Despite claims of transparency, the University of California has spent more than $68 million on the TMT Project since 2016, half of which are the UC’s own funds. As recently as February 2020, $10 million were contributed towards this telescope. Even in the midst of workers fighting for fair contracts, UC grad students demanding a liveable COLA (80 of whom were fired by the university in March), and preparations for major COVID-19 financial losses, the UC remains invested in this project that has no guarantee of ever seeing completion before the master lease expires in 2033.

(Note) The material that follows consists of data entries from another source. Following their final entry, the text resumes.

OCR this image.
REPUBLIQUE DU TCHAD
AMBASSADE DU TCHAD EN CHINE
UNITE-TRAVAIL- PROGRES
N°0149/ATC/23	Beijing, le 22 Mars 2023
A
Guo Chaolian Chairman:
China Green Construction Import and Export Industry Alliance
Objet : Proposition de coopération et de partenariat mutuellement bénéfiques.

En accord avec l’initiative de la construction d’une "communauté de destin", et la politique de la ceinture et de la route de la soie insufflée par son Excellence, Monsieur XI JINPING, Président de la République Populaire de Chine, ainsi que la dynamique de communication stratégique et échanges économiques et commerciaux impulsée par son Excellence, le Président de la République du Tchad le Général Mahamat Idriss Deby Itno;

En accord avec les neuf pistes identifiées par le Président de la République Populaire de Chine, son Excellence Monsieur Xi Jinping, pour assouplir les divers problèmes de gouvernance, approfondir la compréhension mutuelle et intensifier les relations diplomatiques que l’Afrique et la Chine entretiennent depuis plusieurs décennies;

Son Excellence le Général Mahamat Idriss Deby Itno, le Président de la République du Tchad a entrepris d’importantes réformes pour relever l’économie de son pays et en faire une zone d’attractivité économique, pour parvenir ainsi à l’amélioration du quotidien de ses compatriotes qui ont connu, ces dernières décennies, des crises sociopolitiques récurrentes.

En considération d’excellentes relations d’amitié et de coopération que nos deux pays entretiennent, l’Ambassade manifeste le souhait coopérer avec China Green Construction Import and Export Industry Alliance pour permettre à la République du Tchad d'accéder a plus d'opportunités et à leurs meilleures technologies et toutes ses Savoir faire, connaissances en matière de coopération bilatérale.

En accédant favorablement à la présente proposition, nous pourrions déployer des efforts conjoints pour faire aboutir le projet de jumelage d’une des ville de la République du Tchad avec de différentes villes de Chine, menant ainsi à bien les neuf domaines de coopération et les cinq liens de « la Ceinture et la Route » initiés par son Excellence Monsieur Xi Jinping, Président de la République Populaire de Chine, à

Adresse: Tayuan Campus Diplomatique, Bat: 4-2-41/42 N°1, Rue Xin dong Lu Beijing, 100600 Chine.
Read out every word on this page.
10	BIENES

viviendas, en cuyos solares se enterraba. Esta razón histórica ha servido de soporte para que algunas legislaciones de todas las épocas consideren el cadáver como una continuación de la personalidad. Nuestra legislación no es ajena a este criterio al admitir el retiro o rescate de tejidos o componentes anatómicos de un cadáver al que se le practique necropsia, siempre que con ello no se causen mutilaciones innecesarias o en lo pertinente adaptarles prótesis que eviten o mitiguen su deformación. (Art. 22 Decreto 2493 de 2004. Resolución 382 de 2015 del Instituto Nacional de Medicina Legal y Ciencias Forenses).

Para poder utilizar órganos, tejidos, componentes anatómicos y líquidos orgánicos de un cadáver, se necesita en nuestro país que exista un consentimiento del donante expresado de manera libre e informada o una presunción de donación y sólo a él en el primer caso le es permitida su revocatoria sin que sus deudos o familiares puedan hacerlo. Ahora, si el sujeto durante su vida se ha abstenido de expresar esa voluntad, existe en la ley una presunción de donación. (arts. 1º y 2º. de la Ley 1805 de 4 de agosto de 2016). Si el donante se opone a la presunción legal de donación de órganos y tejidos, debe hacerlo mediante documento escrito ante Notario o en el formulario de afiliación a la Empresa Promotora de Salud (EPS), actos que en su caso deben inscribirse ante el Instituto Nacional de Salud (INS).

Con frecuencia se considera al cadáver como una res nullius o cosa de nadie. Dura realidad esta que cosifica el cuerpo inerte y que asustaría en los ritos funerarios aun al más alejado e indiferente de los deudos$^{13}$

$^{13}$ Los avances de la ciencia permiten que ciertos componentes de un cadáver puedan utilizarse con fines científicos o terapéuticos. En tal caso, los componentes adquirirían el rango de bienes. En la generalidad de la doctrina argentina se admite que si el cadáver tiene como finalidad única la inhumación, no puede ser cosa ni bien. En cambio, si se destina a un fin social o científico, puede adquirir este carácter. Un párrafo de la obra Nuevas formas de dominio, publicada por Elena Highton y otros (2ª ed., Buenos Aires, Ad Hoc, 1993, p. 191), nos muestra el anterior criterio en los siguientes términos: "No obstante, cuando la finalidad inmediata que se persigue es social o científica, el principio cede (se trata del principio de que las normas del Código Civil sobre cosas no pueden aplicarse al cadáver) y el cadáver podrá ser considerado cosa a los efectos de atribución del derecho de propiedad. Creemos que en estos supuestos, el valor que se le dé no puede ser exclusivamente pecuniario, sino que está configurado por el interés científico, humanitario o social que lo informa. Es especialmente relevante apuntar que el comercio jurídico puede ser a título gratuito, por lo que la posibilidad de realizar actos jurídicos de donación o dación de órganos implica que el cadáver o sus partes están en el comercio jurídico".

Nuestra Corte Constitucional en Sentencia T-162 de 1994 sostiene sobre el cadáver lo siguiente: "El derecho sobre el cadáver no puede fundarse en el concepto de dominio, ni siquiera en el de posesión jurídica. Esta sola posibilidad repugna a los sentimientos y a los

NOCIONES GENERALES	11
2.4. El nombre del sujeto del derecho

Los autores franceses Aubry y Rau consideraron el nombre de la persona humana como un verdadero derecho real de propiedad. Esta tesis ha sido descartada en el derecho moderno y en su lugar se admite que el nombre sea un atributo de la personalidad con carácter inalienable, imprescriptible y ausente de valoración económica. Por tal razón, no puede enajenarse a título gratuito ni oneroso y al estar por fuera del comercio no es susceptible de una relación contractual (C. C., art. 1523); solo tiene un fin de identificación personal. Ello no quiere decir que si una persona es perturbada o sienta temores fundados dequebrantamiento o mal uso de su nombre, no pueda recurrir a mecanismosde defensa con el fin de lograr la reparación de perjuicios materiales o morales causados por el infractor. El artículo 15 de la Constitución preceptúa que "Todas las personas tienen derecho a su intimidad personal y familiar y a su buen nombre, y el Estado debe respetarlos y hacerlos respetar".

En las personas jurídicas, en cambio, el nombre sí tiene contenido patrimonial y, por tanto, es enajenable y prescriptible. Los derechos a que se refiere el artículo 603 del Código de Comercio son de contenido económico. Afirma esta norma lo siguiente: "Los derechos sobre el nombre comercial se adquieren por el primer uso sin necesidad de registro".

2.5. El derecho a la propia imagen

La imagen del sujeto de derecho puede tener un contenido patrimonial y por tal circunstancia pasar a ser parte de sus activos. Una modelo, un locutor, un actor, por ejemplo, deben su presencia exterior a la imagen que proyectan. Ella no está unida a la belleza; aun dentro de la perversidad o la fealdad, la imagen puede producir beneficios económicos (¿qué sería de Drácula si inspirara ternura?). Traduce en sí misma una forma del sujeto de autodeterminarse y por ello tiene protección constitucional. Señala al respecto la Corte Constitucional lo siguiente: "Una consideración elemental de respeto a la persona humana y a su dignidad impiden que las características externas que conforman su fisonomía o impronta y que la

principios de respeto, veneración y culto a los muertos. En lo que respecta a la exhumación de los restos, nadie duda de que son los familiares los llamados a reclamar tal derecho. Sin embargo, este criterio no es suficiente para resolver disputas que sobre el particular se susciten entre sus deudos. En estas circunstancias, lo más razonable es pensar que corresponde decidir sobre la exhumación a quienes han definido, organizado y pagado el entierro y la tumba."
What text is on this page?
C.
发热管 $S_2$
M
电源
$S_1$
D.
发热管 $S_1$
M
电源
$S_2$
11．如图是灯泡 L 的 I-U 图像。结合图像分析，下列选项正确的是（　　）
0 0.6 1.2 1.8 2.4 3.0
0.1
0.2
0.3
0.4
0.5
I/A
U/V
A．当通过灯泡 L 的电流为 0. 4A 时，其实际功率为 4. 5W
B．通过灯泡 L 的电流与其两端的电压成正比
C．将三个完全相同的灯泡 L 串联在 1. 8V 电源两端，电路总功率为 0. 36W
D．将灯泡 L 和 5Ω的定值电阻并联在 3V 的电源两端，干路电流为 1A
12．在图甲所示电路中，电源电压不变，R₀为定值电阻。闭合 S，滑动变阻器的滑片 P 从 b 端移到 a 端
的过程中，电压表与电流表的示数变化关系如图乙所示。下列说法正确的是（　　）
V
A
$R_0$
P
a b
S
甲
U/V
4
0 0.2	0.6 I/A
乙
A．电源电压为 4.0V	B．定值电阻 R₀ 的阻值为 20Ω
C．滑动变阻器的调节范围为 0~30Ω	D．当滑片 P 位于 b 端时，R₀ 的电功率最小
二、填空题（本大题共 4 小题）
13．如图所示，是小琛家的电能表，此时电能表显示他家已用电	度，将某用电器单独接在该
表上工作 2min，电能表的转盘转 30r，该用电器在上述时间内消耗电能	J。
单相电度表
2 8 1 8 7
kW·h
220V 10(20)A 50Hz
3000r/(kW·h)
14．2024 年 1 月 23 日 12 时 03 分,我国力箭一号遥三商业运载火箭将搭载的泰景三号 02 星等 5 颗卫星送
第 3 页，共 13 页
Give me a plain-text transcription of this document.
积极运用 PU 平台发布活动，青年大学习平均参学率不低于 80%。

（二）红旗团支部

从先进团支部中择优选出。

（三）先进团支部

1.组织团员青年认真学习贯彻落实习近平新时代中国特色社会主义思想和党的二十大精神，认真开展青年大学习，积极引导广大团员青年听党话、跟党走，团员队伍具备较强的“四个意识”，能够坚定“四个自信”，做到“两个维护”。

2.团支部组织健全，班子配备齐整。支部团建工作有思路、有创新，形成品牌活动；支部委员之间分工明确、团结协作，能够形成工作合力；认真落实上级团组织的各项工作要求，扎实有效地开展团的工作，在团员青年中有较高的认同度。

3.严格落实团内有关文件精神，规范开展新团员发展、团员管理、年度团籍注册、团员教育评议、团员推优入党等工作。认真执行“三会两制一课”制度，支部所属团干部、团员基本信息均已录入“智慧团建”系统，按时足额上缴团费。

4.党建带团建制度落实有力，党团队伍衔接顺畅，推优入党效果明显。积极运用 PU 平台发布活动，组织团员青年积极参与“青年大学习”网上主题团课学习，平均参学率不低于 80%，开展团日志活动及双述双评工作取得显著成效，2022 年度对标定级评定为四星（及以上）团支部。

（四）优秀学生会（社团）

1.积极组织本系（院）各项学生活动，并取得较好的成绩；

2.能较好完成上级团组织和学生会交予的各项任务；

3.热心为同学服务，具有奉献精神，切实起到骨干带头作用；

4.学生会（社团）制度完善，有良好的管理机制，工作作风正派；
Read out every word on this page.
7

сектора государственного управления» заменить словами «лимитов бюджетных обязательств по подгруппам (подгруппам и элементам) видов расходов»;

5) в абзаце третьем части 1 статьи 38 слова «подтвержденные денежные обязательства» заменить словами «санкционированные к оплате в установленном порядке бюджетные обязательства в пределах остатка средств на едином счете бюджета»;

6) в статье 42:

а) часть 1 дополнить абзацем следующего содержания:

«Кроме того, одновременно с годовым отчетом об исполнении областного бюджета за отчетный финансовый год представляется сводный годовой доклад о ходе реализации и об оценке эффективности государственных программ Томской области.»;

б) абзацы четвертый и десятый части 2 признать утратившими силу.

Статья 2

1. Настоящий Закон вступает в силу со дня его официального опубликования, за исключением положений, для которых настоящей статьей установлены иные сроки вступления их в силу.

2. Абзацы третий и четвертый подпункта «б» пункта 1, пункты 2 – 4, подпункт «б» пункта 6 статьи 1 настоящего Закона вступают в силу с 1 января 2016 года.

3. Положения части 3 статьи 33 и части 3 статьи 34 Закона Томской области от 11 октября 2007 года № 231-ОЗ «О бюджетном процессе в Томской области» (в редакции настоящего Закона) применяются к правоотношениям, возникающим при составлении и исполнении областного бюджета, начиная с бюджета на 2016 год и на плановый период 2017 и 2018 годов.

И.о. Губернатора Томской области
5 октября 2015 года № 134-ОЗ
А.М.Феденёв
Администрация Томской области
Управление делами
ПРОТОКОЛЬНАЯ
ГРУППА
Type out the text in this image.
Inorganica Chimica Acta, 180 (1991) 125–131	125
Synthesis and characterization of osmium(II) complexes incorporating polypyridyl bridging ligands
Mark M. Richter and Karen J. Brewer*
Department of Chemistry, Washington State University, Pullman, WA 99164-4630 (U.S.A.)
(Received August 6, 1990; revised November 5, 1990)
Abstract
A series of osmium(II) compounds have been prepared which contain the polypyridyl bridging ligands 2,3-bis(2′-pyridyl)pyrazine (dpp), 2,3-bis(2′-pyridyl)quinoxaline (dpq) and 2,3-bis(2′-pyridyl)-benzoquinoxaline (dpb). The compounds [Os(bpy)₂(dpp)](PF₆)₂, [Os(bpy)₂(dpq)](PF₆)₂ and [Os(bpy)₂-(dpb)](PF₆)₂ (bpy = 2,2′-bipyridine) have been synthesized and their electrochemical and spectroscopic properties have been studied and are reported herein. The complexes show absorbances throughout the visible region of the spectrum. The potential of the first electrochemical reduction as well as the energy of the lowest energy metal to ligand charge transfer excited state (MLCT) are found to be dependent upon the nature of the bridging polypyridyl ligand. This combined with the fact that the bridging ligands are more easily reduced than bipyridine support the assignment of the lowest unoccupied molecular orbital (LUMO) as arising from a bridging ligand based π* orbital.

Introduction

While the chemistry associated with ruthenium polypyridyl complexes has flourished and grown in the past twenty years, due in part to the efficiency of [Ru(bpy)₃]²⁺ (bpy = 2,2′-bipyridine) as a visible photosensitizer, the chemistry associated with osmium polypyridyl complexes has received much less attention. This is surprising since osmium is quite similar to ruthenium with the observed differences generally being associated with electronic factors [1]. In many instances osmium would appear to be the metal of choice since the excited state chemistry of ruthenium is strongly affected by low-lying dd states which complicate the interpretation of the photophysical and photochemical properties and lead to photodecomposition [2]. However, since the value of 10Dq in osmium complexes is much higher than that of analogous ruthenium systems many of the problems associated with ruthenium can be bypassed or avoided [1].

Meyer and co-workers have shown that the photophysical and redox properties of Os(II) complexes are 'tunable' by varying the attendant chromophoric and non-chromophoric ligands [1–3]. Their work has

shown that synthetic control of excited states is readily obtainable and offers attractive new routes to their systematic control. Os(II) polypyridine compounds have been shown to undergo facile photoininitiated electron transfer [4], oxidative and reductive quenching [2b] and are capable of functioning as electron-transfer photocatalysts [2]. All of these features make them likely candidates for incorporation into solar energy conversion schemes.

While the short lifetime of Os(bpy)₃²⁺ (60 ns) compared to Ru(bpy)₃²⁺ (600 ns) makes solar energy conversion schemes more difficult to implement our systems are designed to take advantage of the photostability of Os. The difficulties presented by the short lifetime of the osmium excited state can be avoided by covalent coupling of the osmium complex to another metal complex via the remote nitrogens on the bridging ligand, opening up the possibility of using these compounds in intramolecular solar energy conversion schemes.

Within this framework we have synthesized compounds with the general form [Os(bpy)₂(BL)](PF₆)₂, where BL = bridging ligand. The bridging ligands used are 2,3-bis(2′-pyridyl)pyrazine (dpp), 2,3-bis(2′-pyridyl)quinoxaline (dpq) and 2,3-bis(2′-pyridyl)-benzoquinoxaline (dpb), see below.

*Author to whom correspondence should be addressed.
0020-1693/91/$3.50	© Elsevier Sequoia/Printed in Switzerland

When this discussion is held, it must genuinely represent the true impacts of the project, including the human rights violations outlined by the United Nations, and the full spectrum of opposition to TMT, which includes astronomers who care about respecting the rights and dignity of others. The discussion must also include the voices of Native Hawaiian protectors and UC student representatives who have been leading a system-wide movement to oppose this project that cannot break ground without cultural genocide and violence against the Native Hawaiian people, protectors, and elders who have physically blocked construction for over a year.
Most urgently, I demand that the UC President immediately send a letter to Hawaiʻi Governor David Ige, stating that UC, as a major partner of TMT, does not endorse any use of force against Kanaka Maoli (Native Hawaiians) on Mauna Kea, as it is in the process of discussing the matter internally.